Google news, meet spam

I’ve been a long-time user of Google news and news alerts. For certain topics, it’s the only way for me to stay informed, and the quality of their index has generally kept these updates to high-quality, on-topic news that matched some keywords. Over the past six months I have noticed a diminishing returns on the value of their search, especially in the case of alerts. While the amount of information has increased, the average quality has been diminishing. This decrease in relevance can be attributed to certain publications in their corpus:

Small publications: as more college newspapers, trade publications, and otherwise non-authoritative sources become primarily web-distributed, they have also started to overwhelm the news index. It’s rare these days to come across a story from a mass media publication.

PR announcements: some readers may remember a few months back when a 15-year old boy wrote a press release about how Google had hired him, and the entire affair turned out to be a hoax. Press releases seem to be a media that is not well policed, probably because they mainly come from

Blogs: The boundary between mass media and blogs has certainly blurred over the past few years, but the selection criteria for news indexes does not seem to follow any rules. Presumably the site maintainers take submissions to the site and decide based on internal editorial guidelines what to let in. Some of the blogs I have seen do not seem to make the cut, but maybe their inclusion of blog search into the interface suggests they are working on a better solution.

Syndication sites: a few news sources indexed by Google are actually sites that aggregate news from other sources. Try a search for any of your favorite spam keywords, such as “viagra,” you will find some surprising results. Spam?! It seemed absurd to me that spam could get into the news index, where every source was hand evaluated, but lo and behold, there are more than a few pages trying to sell viagra:

Google News vs. Viagra

What each of these examples points to is the need for a ranking mechanism that takes into account the reputation of the source. At last count, the US version of news is indexing over 10k sources, and as this bar gets lower, our collective trust in this site becomes more and more important. Unlike web search, which can be indexed and updated over the course of months, the news index has to be extremely fresh; for this reason, algorithms like PageRank cannot function properly. Attention indicators like del.icio.us, Digg or Newsvine might help, but each of these sources comes with an inherent bias that might not reflect the audience of Google News.

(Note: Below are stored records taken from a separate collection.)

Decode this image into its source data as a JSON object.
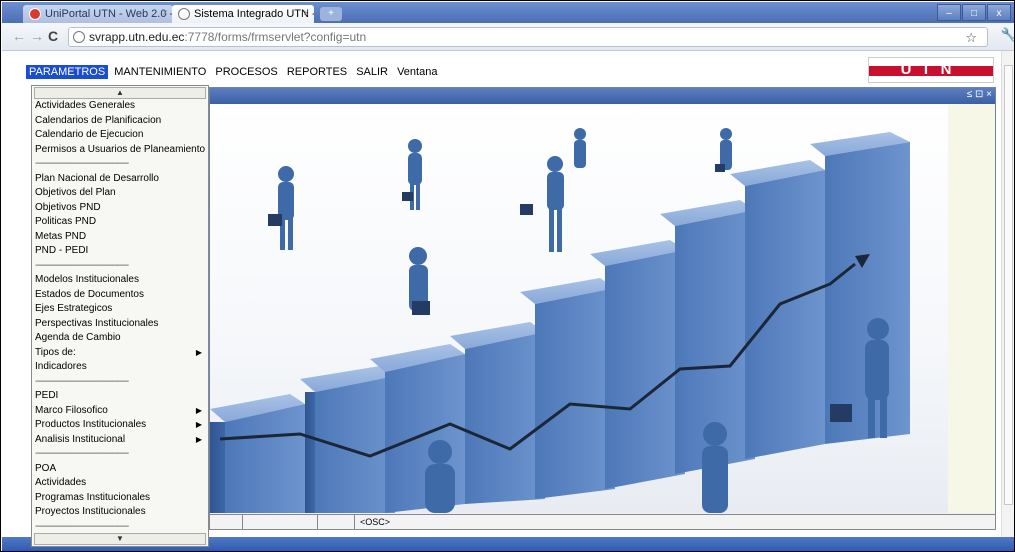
{
  "browser": {
    "tabs": [
      {
        "title": "UniPortal UTN - Web 2.0 - I",
        "close": "×"
      },
      {
        "title": "Sistema Integrado UTN - W",
        "close": "×"
      }
    ],
    "new_tab": "+",
    "url_host": "svrapp.utn.edu.ec",
    "url_path": ":7778/forms/frmservlet?config=utn",
    "window_buttons": [
      "–",
      "□",
      "x"
    ]
  },
  "menubar": {
    "items": [
      {
        "label": "PARAMETROS",
        "active": true
      },
      {
        "label": "MANTENIMIENTO"
      },
      {
        "label": "PROCESOS"
      },
      {
        "label": "REPORTES"
      },
      {
        "label": "SALIR"
      },
      {
        "label": "Ventana"
      }
    ]
  },
  "logo": {
    "text": "UTN"
  },
  "form": {
    "title_controls": "≤ ⊡ ×"
  },
  "dropdown": {
    "items": [
      {
        "label": "Actividades Generales"
      },
      {
        "label": "Calendarios de Planificacion"
      },
      {
        "label": "Calendario de Ejecucion"
      },
      {
        "label": "Permisos a Usuarios de Planeamiento"
      },
      {
        "sep": true
      },
      {
        "label": "Plan Nacional de Desarrollo"
      },
      {
        "label": "Objetivos del Plan"
      },
      {
        "label": "Objetivos PND"
      },
      {
        "label": "Politicas PND"
      },
      {
        "label": "Metas PND"
      },
      {
        "label": "PND - PEDI"
      },
      {
        "sep": true
      },
      {
        "label": "Modelos Institucionales"
      },
      {
        "label": "Estados de Documentos"
      },
      {
        "label": "Ejes Estrategicos"
      },
      {
        "label": "Perspectivas Institucionales"
      },
      {
        "label": "Agenda de Cambio"
      },
      {
        "label": "Tipos de:",
        "submenu": true
      },
      {
        "label": "Indicadores"
      },
      {
        "sep": true
      },
      {
        "label": "PEDI"
      },
      {
        "label": "Marco Filosofico",
        "submenu": true
      },
      {
        "label": "Productos Institucionales",
        "submenu": true
      },
      {
        "label": "Analisis Institucional",
        "submenu": true
      },
      {
        "sep": true
      },
      {
        "label": "POA"
      },
      {
        "label": "Actividades"
      },
      {
        "label": "Programas Institucionales"
      },
      {
        "label": "Proyectos Institucionales"
      },
      {
        "sep": true
      }
    ],
    "separator_text": "----------------------------------------"
  },
  "status": {
    "osc": "<OSC>"
  },
  "colors": {
    "menu_active": "#1a4dd0",
    "form_title": "#3a5fa3",
    "bar": "#5b86c4"
  }
}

It seems much more likely that the sources of news will become the harbingers of trust. I am not advocating a return to old media, but the index could be built to reflect the current opinion of the web at large. If most sites trust the New York Times or the Washington Post as an authoritative host, so could a news search index. Andy Baio did an experiment around host ranking using Metafilter as a source, and the results from 1999 to 2006 are quite interesting: many sites appear out of nowhere (Youtube, Wikipedia) while others maintain rank over the years (New York Times, BBC). My guess is that standard news results run through this filter would provide a substantially better experience, especially for ranking results within a given news cluster. I guess we’ll see what the big G ends up doing to rectify the situation.